Ein friedliches Dorf war Neissmund, alle Bewohner waren so arm, dass für Neid kein Raum blieb. Streit gab es allenfalls dann, wenn zwei junge Männer das gleiche Mädchen wollten, dann konnte es notwendig werden, dass der Bürgermeister oder sogar der Pfarrer ein Machtwort sprach. Andere Konflikte gab es kaum.

Dennoch ging Angst um im Dorf, Angst davor, dass der langjährige Frieden zerstört werden konnte, weil sich entweder eines der feindlichen Heere oder auch nur versprengte Soldaten hierher verirrten. Schließlich war Glogau nicht weit, Cottbus, die großen Städte, die in den Auseinandersetzungen der Mächtigen eine große Rolle spielten. Bisher waren sie verschont geblieben, hatten allerdings schon drei Männer an den Krieg verloren, die sich, wie Hans‘ Vater, freiwillig gemeldet hatten.
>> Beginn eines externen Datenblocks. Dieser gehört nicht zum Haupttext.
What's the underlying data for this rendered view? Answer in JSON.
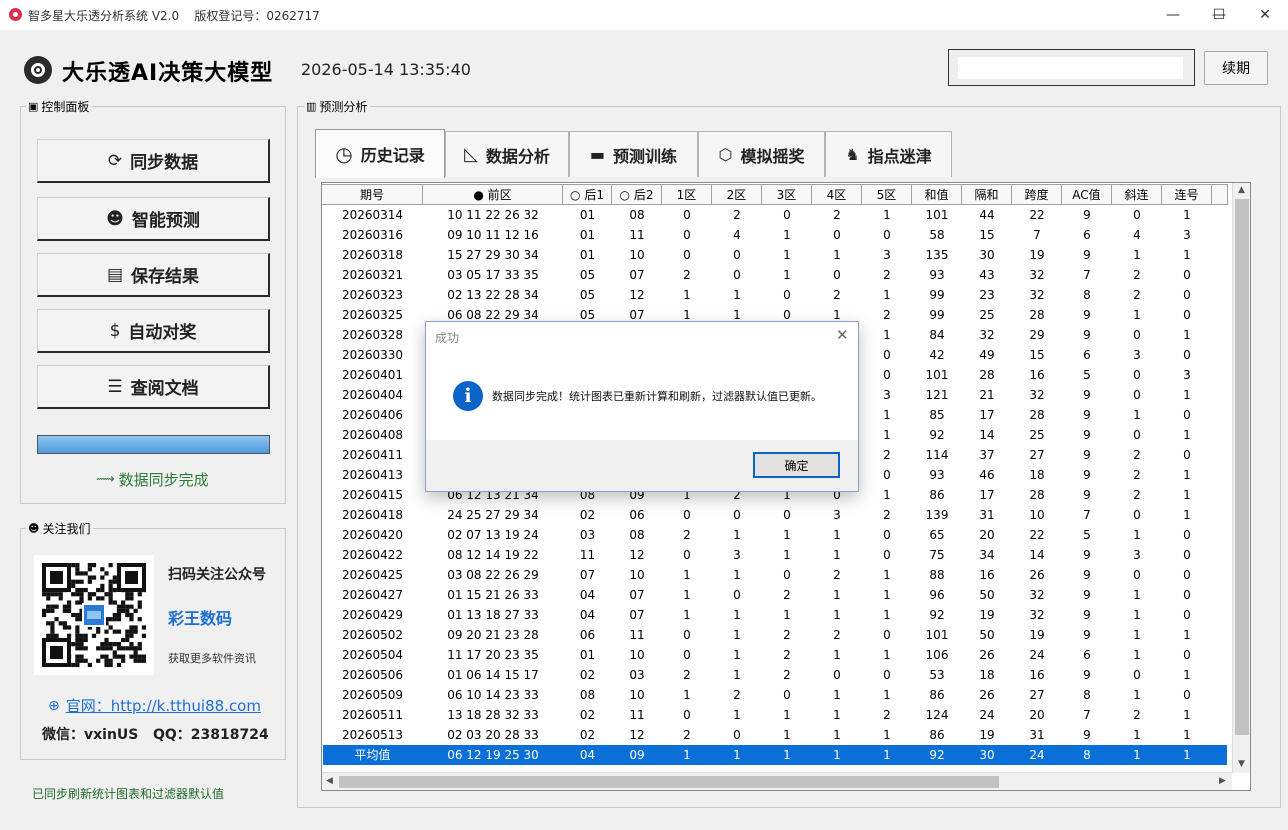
{
  "window": {
    "title": "智多星大乐透分析系统 V2.0    版权登记号：0262717",
    "minimize": "—",
    "maximize": "☐",
    "close": "✕"
  },
  "header": {
    "app_title": "大乐透AI决策大模型",
    "datetime": "2026-05-14 13:35:40",
    "license_value": "",
    "renew_label": "续期"
  },
  "control_panel": {
    "label": "控制面板",
    "buttons": [
      {
        "label": "同步数据",
        "icon": "⟳"
      },
      {
        "label": "智能预测",
        "icon": "☻"
      },
      {
        "label": "保存结果",
        "icon": "▤"
      },
      {
        "label": "自动对奖",
        "icon": "$"
      },
      {
        "label": "查阅文档",
        "icon": "☰"
      }
    ],
    "progress": 1.0,
    "status": "数据同步完成"
  },
  "follow": {
    "label": "关注我们",
    "scan_text": "扫码关注公众号",
    "account": "彩王数码",
    "more_info": "获取更多软件资讯",
    "website": "官网：http://k.tthui88.com",
    "contact": "微信：vxinUS   QQ：23818724"
  },
  "bottom_status": "已同步刷新统计图表和过滤器默认值",
  "analysis": {
    "label": "预测分析",
    "tabs": [
      {
        "label": "历史记录",
        "icon": "◷"
      },
      {
        "label": "数据分析",
        "icon": "◺"
      },
      {
        "label": "预测训练",
        "icon": "▬"
      },
      {
        "label": "模拟摇奖",
        "icon": "⬡"
      },
      {
        "label": "指点迷津",
        "icon": "♞"
      }
    ]
  },
  "table": {
    "columns": [
      "期号",
      "● 前区",
      "○ 后1",
      "○ 后2",
      "1区",
      "2区",
      "3区",
      "4区",
      "5区",
      "和值",
      "隔和",
      "跨度",
      "AC值",
      "斜连",
      "连号"
    ],
    "rows": [
      [
        "20260314",
        "10 11 22 26 32",
        "01",
        "08",
        "0",
        "2",
        "0",
        "2",
        "1",
        "101",
        "44",
        "22",
        "9",
        "0",
        "1"
      ],
      [
        "20260316",
        "09 10 11 12 16",
        "01",
        "11",
        "0",
        "4",
        "1",
        "0",
        "0",
        "58",
        "15",
        "7",
        "6",
        "4",
        "3"
      ],
      [
        "20260318",
        "15 27 29 30 34",
        "01",
        "10",
        "0",
        "0",
        "1",
        "1",
        "3",
        "135",
        "30",
        "19",
        "9",
        "1",
        "1"
      ],
      [
        "20260321",
        "03 05 17 33 35",
        "05",
        "07",
        "2",
        "0",
        "1",
        "0",
        "2",
        "93",
        "43",
        "32",
        "7",
        "2",
        "0"
      ],
      [
        "20260323",
        "02 13 22 28 34",
        "05",
        "12",
        "1",
        "1",
        "0",
        "2",
        "1",
        "99",
        "23",
        "32",
        "8",
        "2",
        "0"
      ],
      [
        "20260325",
        "06 08 22 29 34",
        "05",
        "07",
        "1",
        "1",
        "0",
        "1",
        "2",
        "99",
        "25",
        "28",
        "9",
        "1",
        "0"
      ],
      [
        "20260328",
        "",
        "",
        "",
        "",
        "",
        "",
        "",
        "1",
        "84",
        "32",
        "29",
        "9",
        "0",
        "1"
      ],
      [
        "20260330",
        "",
        "",
        "",
        "",
        "",
        "",
        "",
        "0",
        "42",
        "49",
        "15",
        "6",
        "3",
        "0"
      ],
      [
        "20260401",
        "",
        "",
        "",
        "",
        "",
        "",
        "",
        "0",
        "101",
        "28",
        "16",
        "5",
        "0",
        "3"
      ],
      [
        "20260404",
        "",
        "",
        "",
        "",
        "",
        "",
        "",
        "3",
        "121",
        "21",
        "32",
        "9",
        "0",
        "1"
      ],
      [
        "20260406",
        "",
        "",
        "",
        "",
        "",
        "",
        "",
        "1",
        "85",
        "17",
        "28",
        "9",
        "1",
        "0"
      ],
      [
        "20260408",
        "",
        "",
        "",
        "",
        "",
        "",
        "",
        "1",
        "92",
        "14",
        "25",
        "9",
        "0",
        "1"
      ],
      [
        "20260411",
        "",
        "",
        "",
        "",
        "",
        "",
        "",
        "2",
        "114",
        "37",
        "27",
        "9",
        "2",
        "0"
      ],
      [
        "20260413",
        "",
        "",
        "",
        "",
        "",
        "",
        "",
        "0",
        "93",
        "46",
        "18",
        "9",
        "2",
        "1"
      ],
      [
        "20260415",
        "06 12 13 21 34",
        "08",
        "09",
        "1",
        "2",
        "1",
        "0",
        "1",
        "86",
        "17",
        "28",
        "9",
        "2",
        "1"
      ],
      [
        "20260418",
        "24 25 27 29 34",
        "02",
        "06",
        "0",
        "0",
        "0",
        "3",
        "2",
        "139",
        "31",
        "10",
        "7",
        "0",
        "1"
      ],
      [
        "20260420",
        "02 07 13 19 24",
        "03",
        "08",
        "2",
        "1",
        "1",
        "1",
        "0",
        "65",
        "20",
        "22",
        "5",
        "1",
        "0"
      ],
      [
        "20260422",
        "08 12 14 19 22",
        "11",
        "12",
        "0",
        "3",
        "1",
        "1",
        "0",
        "75",
        "34",
        "14",
        "9",
        "3",
        "0"
      ],
      [
        "20260425",
        "03 08 22 26 29",
        "07",
        "10",
        "1",
        "1",
        "0",
        "2",
        "1",
        "88",
        "16",
        "26",
        "9",
        "0",
        "0"
      ],
      [
        "20260427",
        "01 15 21 26 33",
        "04",
        "07",
        "1",
        "0",
        "2",
        "1",
        "1",
        "96",
        "50",
        "32",
        "9",
        "1",
        "0"
      ],
      [
        "20260429",
        "01 13 18 27 33",
        "04",
        "07",
        "1",
        "1",
        "1",
        "1",
        "1",
        "92",
        "19",
        "32",
        "9",
        "1",
        "0"
      ],
      [
        "20260502",
        "09 20 21 23 28",
        "06",
        "11",
        "0",
        "1",
        "2",
        "2",
        "0",
        "101",
        "50",
        "19",
        "9",
        "1",
        "1"
      ],
      [
        "20260504",
        "11 17 20 23 35",
        "01",
        "10",
        "0",
        "1",
        "2",
        "1",
        "1",
        "106",
        "26",
        "24",
        "6",
        "1",
        "0"
      ],
      [
        "20260506",
        "01 06 14 15 17",
        "02",
        "03",
        "2",
        "1",
        "2",
        "0",
        "0",
        "53",
        "18",
        "16",
        "9",
        "0",
        "1"
      ],
      [
        "20260509",
        "06 10 14 23 33",
        "08",
        "10",
        "1",
        "2",
        "0",
        "1",
        "1",
        "86",
        "26",
        "27",
        "8",
        "1",
        "0"
      ],
      [
        "20260511",
        "13 18 28 32 33",
        "02",
        "11",
        "0",
        "1",
        "1",
        "1",
        "2",
        "124",
        "24",
        "20",
        "7",
        "2",
        "1"
      ],
      [
        "20260513",
        "02 03 20 28 33",
        "02",
        "12",
        "2",
        "0",
        "1",
        "1",
        "1",
        "86",
        "19",
        "31",
        "9",
        "1",
        "1"
      ]
    ],
    "average": [
      "平均值",
      "06 12 19 25 30",
      "04",
      "09",
      "1",
      "1",
      "1",
      "1",
      "1",
      "92",
      "30",
      "24",
      "8",
      "1",
      "1"
    ]
  },
  "dialog": {
    "title": "成功",
    "message": "数据同步完成！统计图表已重新计算和刷新，过滤器默认值已更新。",
    "ok_label": "确定",
    "close": "✕",
    "info_icon": "i"
  },
  "colors": {
    "selection": "#0a6fd6",
    "status_green": "#2d7a3a",
    "link_blue": "#1f6fd0"
  }
}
Jetzt kam der Hirte mit der Herde am Rande des Dorfes an, auf dem Platz, auf dem er sie anhielt und die Eigentümer sich ihre Tiere heraussuchten. Und dort, Hans‘ Herz stockte, da stand sie, Gesine Ammermann, Gesine, nach der er sich seit Wochen und Monaten verzehrte. Er liebte sie, er wollte sie zur Frau nehmen und er wusste, sie sah ihn auch freundlich an.

„Hans“, rief sie ihm lächelnd entgegen und er schmolz dahin, „guten Tag, Hans, hast du die Tiere gut geweidet?“

„Klar“, lächelte er zurück und sein Herz klopfte, „und ich bringe dir eure Tiere heil zurück und satt.“

Nun war er herangekommen und versuchte, sie zu umarmen. Sie wehrte ihn ab.

„Hans, du weißt, ich mag dich sehr, aber mein Vater will das nicht. Er könnte uns hier sehen.“

„Kannst du mich denn heute Abend treffen?“, fragte er leise zurück.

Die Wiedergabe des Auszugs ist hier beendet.